Inflation continues to be on everyone’s lips. The debate as to whether inflation is transitory or structural in nature is gaining momentum as the US recorded an annual rate of inflation of 6.2%, the highest rate in three decades. What is interesting is that we are observing a growing divergence between what is driving inflation in different countries, which is making the debate between structural and transitory inflation more nuanced.
There is no doubt that supply shortages related to COVID-19 have been putting upward pressure in input costs for many companies around the world. In recent company meetings conducted by Lonsec, rising input costs were a common theme for many companies across a broad range of industries. These pressures should ease as supply chains reopen and as we emerge out of the pandemic, which is consistent with the transitory narrative.
From an Australian perspective, wage growth continues to be sanguine. Apart from certain industries such as hospitality, where staff shortages are pushing wages up, with some restaurants indicating that dishwashers are asking for $90 per hour due to staff shortages. Wage growth, or the lack of, has been a key focus for the RBA and while wage growth remains low, the prospect of a rise in structural inflation is lower than other countries.

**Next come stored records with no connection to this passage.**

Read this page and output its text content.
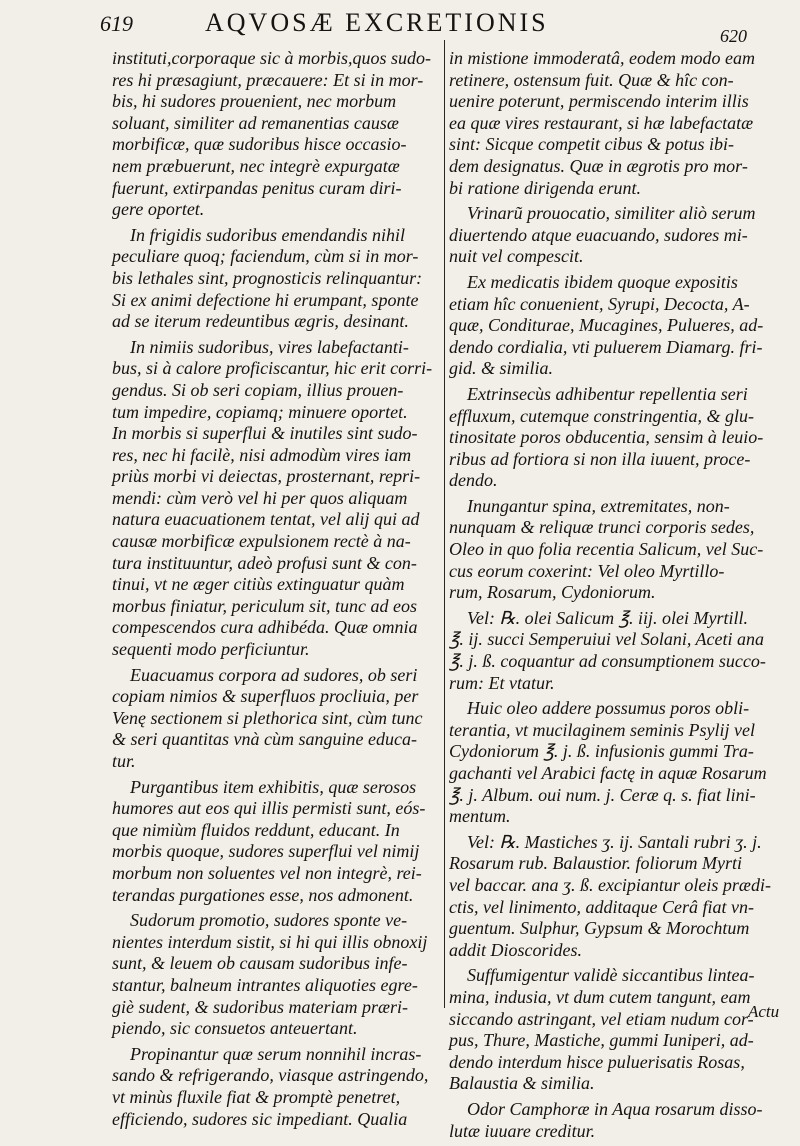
619	AQVOSÆ EXCRETIONIS	620
instituti,corporaque sic à morbis,quos sudo-
res hi præsagiunt, præcauere: Et si in mor-
bis, hi sudores prouenient, nec morbum
soluant, similiter ad remanentias causæ
morbificæ, quæ sudoribus hisce occasio-
nem præbuerunt, nec integrè expurgatæ
fuerunt, extirpandas penitus curam diri-
gere oportet.
In frigidis sudoribus emendandis nihil
peculiare quoq; faciendum, cùm si in mor-
bis lethales sint, prognosticis relinquantur:
Si ex animi defectione hi erumpant, sponte
ad se iterum redeuntibus ægris, desinant.
In nimiis sudoribus, vires labefactanti-
bus, si à calore proficiscantur, hic erit corri-
gendus. Si ob seri copiam, illius prouen-
tum impedire, copiamq; minuere oportet.
In morbis si superflui & inutiles sint sudo-
res, nec hi facilè, nisi admodùm vires iam
priùs morbi vi deiectas, prosternant, repri-
mendi: cùm verò vel hi per quos aliquam
natura euacuationem tentat, vel alij qui ad
causæ morbificæ expulsionem rectè à na-
tura instituuntur, adeò profusi sunt & con-
tinui, vt ne æger citiùs extinguatur quàm
morbus finiatur, periculum sit, tunc ad eos
compescendos cura adhibéda. Quæ omnia
sequenti modo perficiuntur.
Euacuamus corpora ad sudores, ob seri
copiam nimios & superfluos procliuia, per
Venę sectionem si plethorica sint, cùm tunc
& seri quantitas vnà cùm sanguine educa-
tur.
Purgantibus item exhibitis, quæ serosos
humores aut eos qui illis permisti sunt, eós-
que nimiùm fluidos reddunt, educant. In
morbis quoque, sudores superflui vel nimij
morbum non soluentes vel non integrè, rei-
terandas purgationes esse, nos admonent.
Sudorum promotio, sudores sponte ve-
nientes interdum sistit, si hi qui illis obnoxij
sunt, & leuem ob causam sudoribus infe-
stantur, balneum intrantes aliquoties egre-
giè sudent, & sudoribus materiam præri-
piendo, sic consuetos anteuertant.
Propinantur quæ serum nonnihil incras-
sando & refrigerando, viasque astringendo,
vt minùs fluxile fiat & promptè penetret,
efficiendo, sudores sic impediant. Qualia
in mistione immoderatâ, eodem modo eam
retinere, ostensum fuit. Quæ & hîc con-
uenire poterunt, permiscendo interim illis
ea quæ vires restaurant, si hæ labefactatæ
sint: Sicque competit cibus & potus ibi-
dem designatus. Quæ in ægrotis pro mor-
bi ratione dirigenda erunt.
Vrinarũ prouocatio, similiter aliò serum
diuertendo atque euacuando, sudores mi-
nuit vel compescit.
Ex medicatis ibidem quoque expositis
etiam hîc conuenient, Syrupi, Decocta, A-
quæ, Conditurae, Mucagines, Pulueres, ad-
dendo cordialia, vti puluerem Diamarg. fri-
gid. & similia.
Extrinsecùs adhibentur repellentia seri
effluxum, cutemque constringentia, & glu-
tinositate poros obducentia, sensim à leuio-
ribus ad fortiora si non illa iuuent, proce-
dendo.
Inungantur spina, extremitates, non-
nunquam & reliquæ trunci corporis sedes,
Oleo in quo folia recentia Salicum, vel Suc-
cus eorum coxerint: Vel oleo Myrtillo-
rum, Rosarum, Cydoniorum.
Vel: ℞. olei Salicum ℥. iij. olei Myrtill.
℥. ij. succi Semperuiui vel Solani, Aceti ana
℥. j. ß. coquantur ad consumptionem succo-
rum: Et vtatur.
Huic oleo addere possumus poros obli-
terantia, vt mucilaginem seminis Psylij vel
Cydoniorum ℥. j. ß. infusionis gummi Tra-
gachanti vel Arabici factę in aquæ Rosarum
℥. j. Album. oui num. j. Ceræ q. s. fiat lini-
mentum.
Vel: ℞. Mastiches ʒ. ij. Santali rubri ʒ. j.
Rosarum rub. Balaustior. foliorum Myrti
vel baccar. ana ʒ. ß. excipiantur oleis prædi-
ctis, vel linimento, additaque Cerâ fiat vn-
guentum. Sulphur, Gypsum & Morochtum
addit Dioscorides.
Suffumigentur validè siccantibus lintea-
mina, indusia, vt dum cutem tangunt, eam
siccando astringant, vel etiam nudum cor-
pus, Thure, Mastiche, gummi Iuniperi, ad-
dendo interdum hisce puluerisatis Rosas,
Balaustia & similia.
Odor Camphoræ in Aqua rosarum disso-
lutæ iuuare creditur.
Actu
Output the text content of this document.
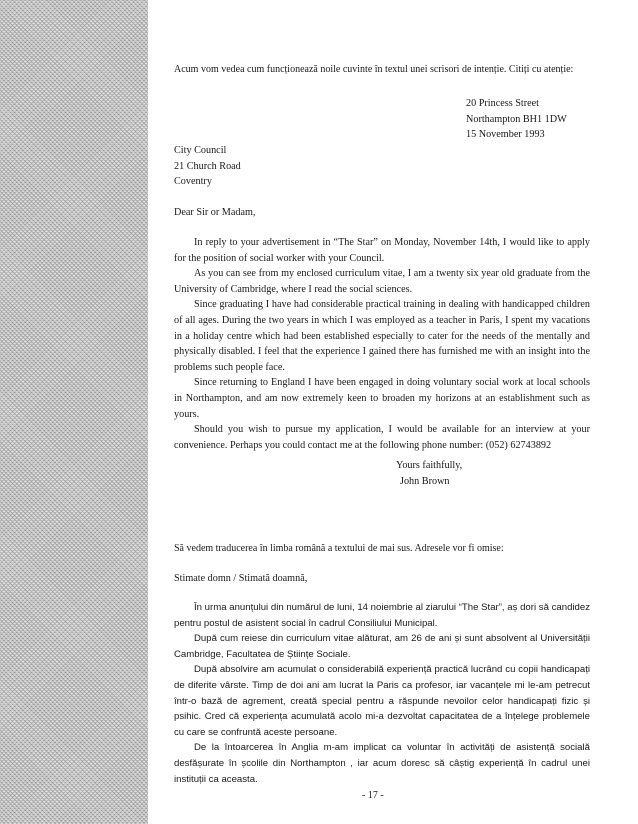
Acum vom vedea cum funcționează noile cuvinte în textul unei scrisori de intenție. Citiți cu atenție:

20 Princess Street
Northampton BH1 1DW
15 November 1993
City Council
21 Church Road
Coventry

Dear Sir or Madam,

In reply to your advertisement in “The Star” on Monday, November 14th, I would like to apply for the position of social worker with your Council.

As you can see from my enclosed curriculum vitae, I am a twenty six year old graduate from the University of Cambridge, where I read the social sciences.

Since graduating I have had considerable practical training in dealing with handicapped children of all ages. During the two years in which I was employed as a teacher in Paris, I spent my vacations in a holiday centre which had been established especially to cater for the needs of the mentally and physically disabled. I feel that the experience I gained there has furnished me with an insight into the problems such people face.

Since returning to England I have been engaged in doing voluntary social work at local schools in Northampton, and am now extremely keen to broaden my horizons at an establishment such as yours.

Should you wish to pursue my application, I would be available for an interview at your convenience. Perhaps you could contact me at the following phone number: (052) 62743892

Yours faithfully,
John Brown

Să vedem traducerea în limba română a textului de mai sus. Adresele vor fi omise:

Stimate domn / Stimată doamnă,

În urma anunțului din numărul de luni, 14 noiembrie al ziarului “The Star”, aș dori să candidez pentru postul de asistent social în cadrul Consiliului Municipal.

După cum reiese din curriculum vitae alăturat, am 26 de ani și sunt absolvent al Universității Cambridge, Facultatea de Științe Sociale.

După absolvire am acumulat o considerabilă experiență practică lucrând cu copii handicapați de diferite vârste. Timp de doi ani am lucrat la Paris ca profesor, iar vacanțele mi le-am petrecut într-o bază de agrement, creată special pentru a răspunde nevoilor celor handicapați fizic și psihic. Cred că experiența acumulată acolo mi-a dezvoltat capacitatea de a înțelege problemele cu care se confruntă aceste persoane.

De la întoarcerea în Anglia m-am implicat ca voluntar în activități de asistență socială desfășurate în școlile din Northampton , iar acum doresc să câștig experiență în cadrul unei instituții ca aceasta.

- 17 -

In the US the situation is different where we have observed core inflation rise, where inflation has not just been the result of rising energy prices. We are seeing evidence of wage growth driven by labour shortfalls and a reduction in productivity. It will be interesting to see how the US responds to the rise in inflation. One plausible scenario is that the US will seek to import deflation through appreciation of their currency. From an Australian perspective, this would put downward pressure on the Australian dollar and furthermore see US inflation effectively exported offshore.
While we are cautious on the prospect of inflation our base case is not one of out-of-control inflation. From a portfolio perspective, we continue to hold assets with underlying holdings where income streams are linked to inflation. This is particularly relevant for retirees where real income is important. This includes real assets such as listed infrastructure. More broadly while we remain pro-risk assets, the environment is becoming more challenging. We are observing more divergence in returns within asset classes which we think will make bottom-up investment selection an increasing contributor to returns in coming years.